The union notes, however, that the proposed tax increase will cover only those taxed under PAYE. This excludes many of the wealthiest New Zealanders, who often report personal incomes well below $180,000.
"We’re pleased to see Labour policies that can help shift New Zealand in a more equal direction, and we know PSA members will be happy to see more money available for essential public and community services," says PSA National Secretary Glenn Barclay.
In 1998 Finance Minister Michael Cullen introduced a 39% tax rate on income over $60,000 a year.
John Key’s National Government later introduced tax cuts for the wealthy in 2008 and 2010, reducing the top rate to 33% on income over $70,000 a year.
The PSA is disappointed to see no consideration of a tax focused on the wealth and assets of the super-rich.
"While we welcome this policy, it’s important to be realistic about it as well. Even factoring in inflation, this policy still represents only a partial rollback of National’s tax cuts for the rich," says Mr Barclay.
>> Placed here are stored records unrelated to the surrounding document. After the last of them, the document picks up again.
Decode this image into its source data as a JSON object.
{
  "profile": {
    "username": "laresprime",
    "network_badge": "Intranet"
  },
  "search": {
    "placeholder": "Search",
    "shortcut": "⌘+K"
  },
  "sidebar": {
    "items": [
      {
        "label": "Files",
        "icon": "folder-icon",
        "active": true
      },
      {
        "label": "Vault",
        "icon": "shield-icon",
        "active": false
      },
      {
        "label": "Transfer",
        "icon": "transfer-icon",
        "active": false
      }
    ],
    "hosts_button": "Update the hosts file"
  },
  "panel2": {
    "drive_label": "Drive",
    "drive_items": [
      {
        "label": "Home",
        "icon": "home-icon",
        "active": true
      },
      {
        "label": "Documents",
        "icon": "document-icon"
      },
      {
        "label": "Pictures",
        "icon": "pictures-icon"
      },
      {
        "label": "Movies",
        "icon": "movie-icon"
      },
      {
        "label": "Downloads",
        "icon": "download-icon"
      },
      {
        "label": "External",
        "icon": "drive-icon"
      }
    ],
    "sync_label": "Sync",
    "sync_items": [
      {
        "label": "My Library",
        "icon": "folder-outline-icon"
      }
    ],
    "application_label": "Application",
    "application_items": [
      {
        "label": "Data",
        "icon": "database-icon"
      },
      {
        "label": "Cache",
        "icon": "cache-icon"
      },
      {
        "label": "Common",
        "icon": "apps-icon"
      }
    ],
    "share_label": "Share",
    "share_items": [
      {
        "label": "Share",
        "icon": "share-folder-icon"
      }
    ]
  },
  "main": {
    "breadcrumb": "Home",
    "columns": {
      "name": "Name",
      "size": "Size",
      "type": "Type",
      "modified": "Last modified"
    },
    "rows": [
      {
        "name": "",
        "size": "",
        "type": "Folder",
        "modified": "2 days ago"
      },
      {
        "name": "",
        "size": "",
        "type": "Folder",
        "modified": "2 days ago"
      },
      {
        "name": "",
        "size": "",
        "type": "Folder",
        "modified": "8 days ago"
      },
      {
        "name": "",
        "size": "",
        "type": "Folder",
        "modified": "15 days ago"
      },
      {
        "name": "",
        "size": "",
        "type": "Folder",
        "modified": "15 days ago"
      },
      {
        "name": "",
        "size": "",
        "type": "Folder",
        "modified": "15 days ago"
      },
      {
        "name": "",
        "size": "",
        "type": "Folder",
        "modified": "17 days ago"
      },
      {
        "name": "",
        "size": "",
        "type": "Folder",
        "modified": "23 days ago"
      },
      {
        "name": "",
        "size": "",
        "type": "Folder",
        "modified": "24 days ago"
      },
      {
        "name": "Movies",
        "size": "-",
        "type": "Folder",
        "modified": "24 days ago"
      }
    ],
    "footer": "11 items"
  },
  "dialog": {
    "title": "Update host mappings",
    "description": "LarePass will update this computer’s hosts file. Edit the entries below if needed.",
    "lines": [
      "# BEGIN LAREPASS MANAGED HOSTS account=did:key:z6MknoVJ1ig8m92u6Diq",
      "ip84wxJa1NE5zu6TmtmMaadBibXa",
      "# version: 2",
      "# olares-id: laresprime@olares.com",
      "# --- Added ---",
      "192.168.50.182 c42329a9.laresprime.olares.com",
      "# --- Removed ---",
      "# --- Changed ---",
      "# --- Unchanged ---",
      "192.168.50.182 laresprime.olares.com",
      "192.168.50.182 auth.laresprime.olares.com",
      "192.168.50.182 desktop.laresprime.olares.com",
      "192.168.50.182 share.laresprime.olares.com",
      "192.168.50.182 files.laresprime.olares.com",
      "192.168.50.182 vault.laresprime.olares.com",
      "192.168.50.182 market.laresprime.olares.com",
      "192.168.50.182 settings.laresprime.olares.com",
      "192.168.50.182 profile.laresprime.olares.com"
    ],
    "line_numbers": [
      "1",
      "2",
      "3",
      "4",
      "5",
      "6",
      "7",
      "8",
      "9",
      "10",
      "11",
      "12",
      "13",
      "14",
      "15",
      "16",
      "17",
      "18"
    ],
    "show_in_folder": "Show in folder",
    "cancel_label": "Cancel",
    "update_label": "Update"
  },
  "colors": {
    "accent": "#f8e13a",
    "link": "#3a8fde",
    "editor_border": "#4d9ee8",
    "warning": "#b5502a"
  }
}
"We think politicians need to propose bolder policies to deal with rampant inequality and ensure New Zealand’s social safety net is fully funded and resourced. It’s a shame Labour isn’t yet prepared to reverse all the harmful tax policies of the past, but it’s still good to see proposals for positive change."
Turning to the second part of Labour’s tax policy, Robertson said: “Labour will continue to work to get an international agreement that will see a comprehensive regime for multinational corporations to pay their fair share. But we also need to be prepared to put in place our own rules to ensure fairness, if that agreement is not possible.
“We will be prepared to implement a Digital Services Tax (DST). Current projections from IRD estimate a DST will raise between $30 million and $80 million of revenue a year.
“A DST would be very narrowly targeted and would not apply to sales of goods or services, but rather to digital platforms which depend on a base of users for income from advertising or data.”